A native of Newark, world-renowned artist Willie Cole transforms ordinary discarded objects, such as water bottles, shoes, and bicycles into innovative works of intrigue. Working with New Jersey shoreline communities and school districts to collect thousands of plastic water bottles, Cole created installations of a 15’ sea bird and a 15’ towering tornado. Hazardous Beauty will exhibit three large-scale sculptures, including a vintage Cadillac built from 3,000 bottles. Cole reflects on the relationship between water, life and the bottle, “Water is a symbolic life force, yet comes in a bottle that has devastating effects on the environment.”
“Through aesthetically-pleasing art and educational programming, Hazardous Beauty aims to inform, inspire, and ultimately induce change,” said Curator, Ellen Hawley. During the course of the six-week exhibition, the gallery will present several free public programs: an Artists Talk; the Art Lounge; and a documentary film screening A Plastic Ocean. In addition, a panel discussion “Plastic and Microplastics in our L.I. Sound” will be held on April 7 from 2:30-4:30 pm at the Library’s Cole Auditorium. Moderated by Greenwich Conservation Director, Denise Savageau; and an esteemed panel of scientists and conservationists will present the global problem on a local level. (see event details)
The Hazardous Beauty exhibit and its events are proudly sponsored by Anomaly Factor Productions – a media content production and distribution company that raises awareness for social impact related to environmentalism, education, women and girls, and mental health.
Ellen Hawley is Curator for the Hazardous Beauty exhibit and its corresponding events.

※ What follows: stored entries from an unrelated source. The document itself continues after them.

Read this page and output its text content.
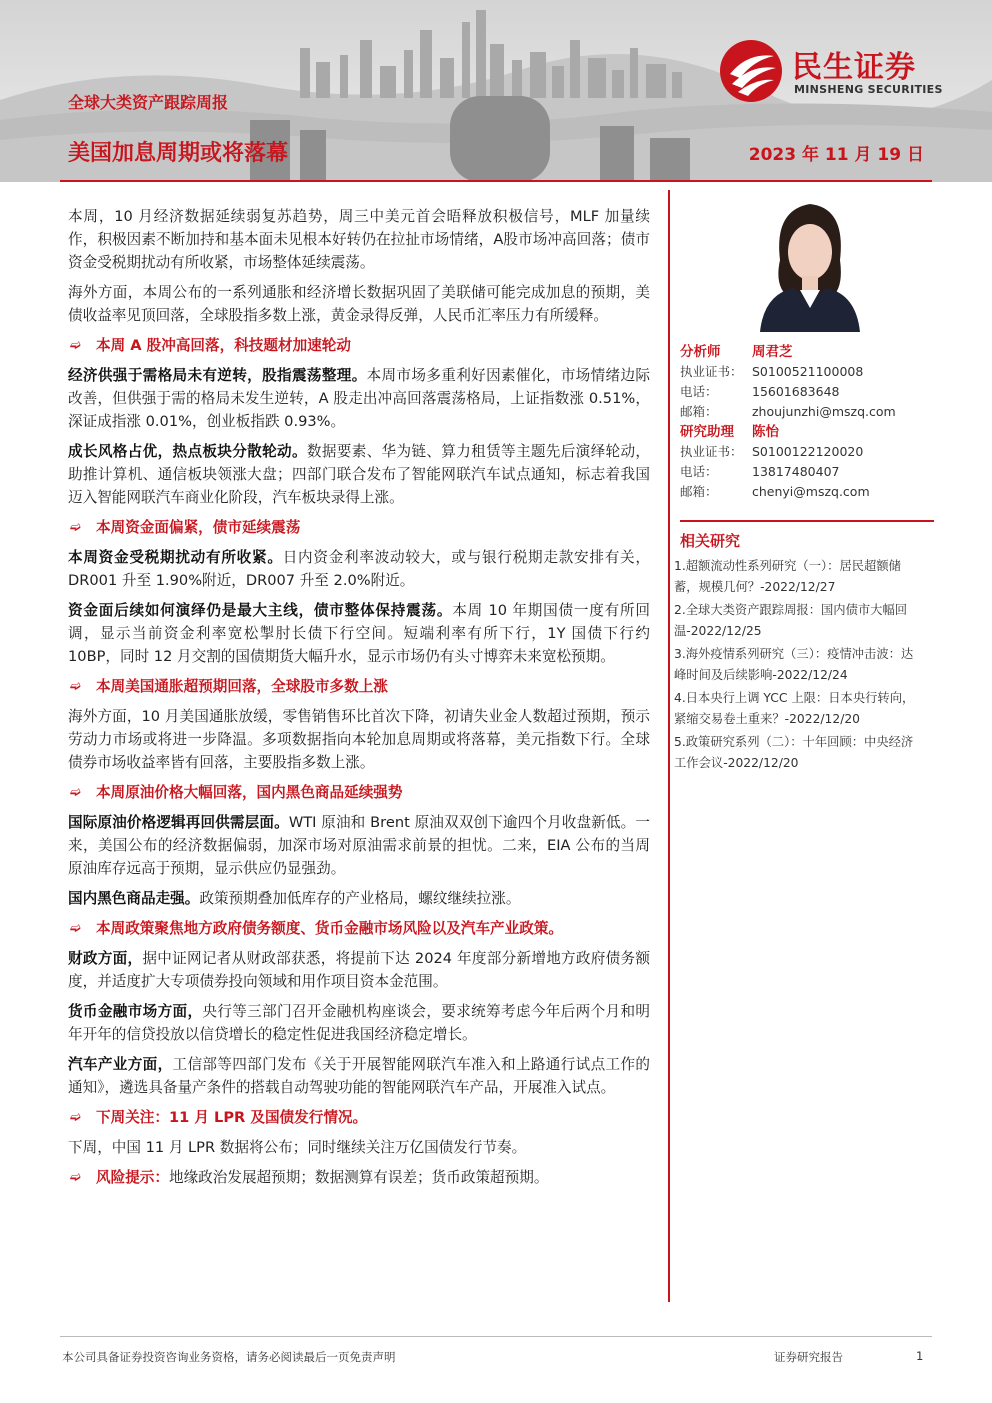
全球大类资产跟踪周报
美国加息周期或将落幕	2023 年 11 月 19 日
民生证券
MINSHENG SECURITIES

本周，10 月经济数据延续弱复苏趋势，周三中美元首会晤释放积极信号，MLF 加量续作，积极因素不断加持和基本面未见根本好转仍在拉扯市场情绪，A股市场冲高回落；债市资金受税期扰动有所收紧，市场整体延续震荡。

海外方面，本周公布的一系列通胀和经济增长数据巩固了美联储可能完成加息的预期，美债收益率见顶回落，全球股指多数上涨，黄金录得反弹，人民币汇率压力有所缓释。

➫	本周 A 股冲高回落，科技题材加速轮动

经济供强于需格局未有逆转，股指震荡整理。本周市场多重利好因素催化，市场情绪边际改善，但供强于需的格局未发生逆转，A 股走出冲高回落震荡格局，上证指数涨 0.51%，深证成指涨 0.01%，创业板指跌 0.93%。

成长风格占优，热点板块分散轮动。数据要素、华为链、算力租赁等主题先后演绎轮动，助推计算机、通信板块领涨大盘；四部门联合发布了智能网联汽车试点通知，标志着我国迈入智能网联汽车商业化阶段，汽车板块录得上涨。

➫	本周资金面偏紧，债市延续震荡

本周资金受税期扰动有所收紧。日内资金利率波动较大，或与银行税期走款安排有关，DR001 升至 1.90%附近，DR007 升至 2.0%附近。

资金面后续如何演绎仍是最大主线，债市整体保持震荡。本周 10 年期国债一度有所回调，显示当前资金利率宽松掣肘长债下行空间。短端利率有所下行，1Y 国债下行约 10BP，同时 12 月交割的国债期货大幅升水，显示市场仍有头寸博弈未来宽松预期。

➫	本周美国通胀超预期回落，全球股市多数上涨

海外方面，10 月美国通胀放缓，零售销售环比首次下降，初请失业金人数超过预期，预示劳动力市场或将进一步降温。多项数据指向本轮加息周期或将落幕，美元指数下行。全球债券市场收益率皆有回落，主要股指多数上涨。

➫	本周原油价格大幅回落，国内黑色商品延续强势

国际原油价格逻辑再回供需层面。WTI 原油和 Brent 原油双双创下逾四个月收盘新低。一来，美国公布的经济数据偏弱，加深市场对原油需求前景的担忧。二来，EIA 公布的当周原油库存远高于预期，显示供应仍显强劲。

国内黑色商品走强。政策预期叠加低库存的产业格局，螺纹继续拉涨。

➫	本周政策聚焦地方政府债务额度、货币金融市场风险以及汽车产业政策。

财政方面，据中证网记者从财政部获悉，将提前下达 2024 年度部分新增地方政府债务额度，并适度扩大专项债券投向领域和用作项目资本金范围。

货币金融市场方面，央行等三部门召开金融机构座谈会，要求统筹考虑今年后两个月和明年开年的信贷投放以信贷增长的稳定性促进我国经济稳定增长。

汽车产业方面，工信部等四部门发布《关于开展智能网联汽车准入和上路通行试点工作的通知》，遴选具备量产条件的搭载自动驾驶功能的智能网联汽车产品，开展准入试点。

➫	下周关注：11 月 LPR 及国债发行情况。

下周，中国 11 月 LPR 数据将公布；同时继续关注万亿国债发行节奏。

➫	风险提示： 地缘政治发展超预期；数据测算有误差；货币政策超预期。
分析师	周君芝
执业证书： S0100521100008
电话：	15601683648
邮箱：	zhoujunzhi@mszq.com
研究助理	陈怡
执业证书： S0100122120020
电话：	13817480407
邮箱：	chenyi@mszq.com
相关研究
1.超额流动性系列研究（一）：居民超额储蓄，规模几何？-2022/12/27
2.全球大类资产跟踪周报：国内债市大幅回温-2022/12/25
3.海外疫情系列研究（三）：疫情冲击波：达峰时间及后续影响-2022/12/24
4.日本央行上调 YCC 上限：日本央行转向，紧缩交易卷土重来？-2022/12/20
5.政策研究系列（二）：十年回顾：中央经济工作会议-2022/12/20
本公司具备证券投资咨询业务资格，请务必阅读最后一页免责声明	证券研究报告	1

Shari Michael and Lillian Lum are assistant curators for the exhibit. The Flinn Gallery is a non-profit, education-oriented exhibition space that presents six exhibitions a year from September through June. The Gallery attracts close to 10,000 visitors annually. Art commissions help support the community programs of the Friends of Greenwich Library.
All are free and open to the public.
Thursday, March 15, 6-8 pm
Hazardous Beauty Opening Reception, 2nd Floor, Flinn Gallery, Greenwich Library
Saturday, March 17, 2-3 pm
Artists Talk – Alejandro Durán and Willie Cole, 2nd Floor, Flinn Gallery, Greenwich Library
Friday, March 23, 6-7:45 pm Art Lounge in the Flinn Gallery welcomes the public to the gallery on Friday, March 23 from 6 to 7:45 pm immediately preceding the Friends Friday Film screening A Plastic Ocean.
Friday, March 23, 7:45-9:30 pm
Friends Friday Film A Plastic Ocean (2016) documentary
Cole Auditorium, Greenwich Library. The film’s crew traveled to 20 worldwide locations over four years.
Saturday, April 7, 2:30 pm Community Reception 3:00 – 4:30 pm; Panel Discussion “Plastic & Microplastics in our L.I. Sound” Cole Auditorium, Greenwich Library, program will include a Q&A
Ms. Denise Savageau, Moderator and Director of Greenwich Conservation Commission
Ms. Jordan Christensen, NY Program Coord. with Citizens Campaign for the Environment
Mr. Patrick Comins – Executive Director for the CT Audubon Society
Ms. Judy Preston – Educator and outreach for LISS at the UCONN Sea Grant
Mr. Ed Stilwagen – Owner and operator of Atlantic Clam Farms
Dr. Evan Ward – Professor at Department of Marine Sciences, UCONN
Flinn Gallery is located on the second floor of the Greenwich Library, 101 West Putnam Avenue, Greenwich CT. The gallery is sponsored by the Friends of the Greenwich Library and is open daily Monday to Saturday 10:00am-5:00pm, Thursday until 8:00pm, and Sunday 1:00-5:00pm. All works are for sale.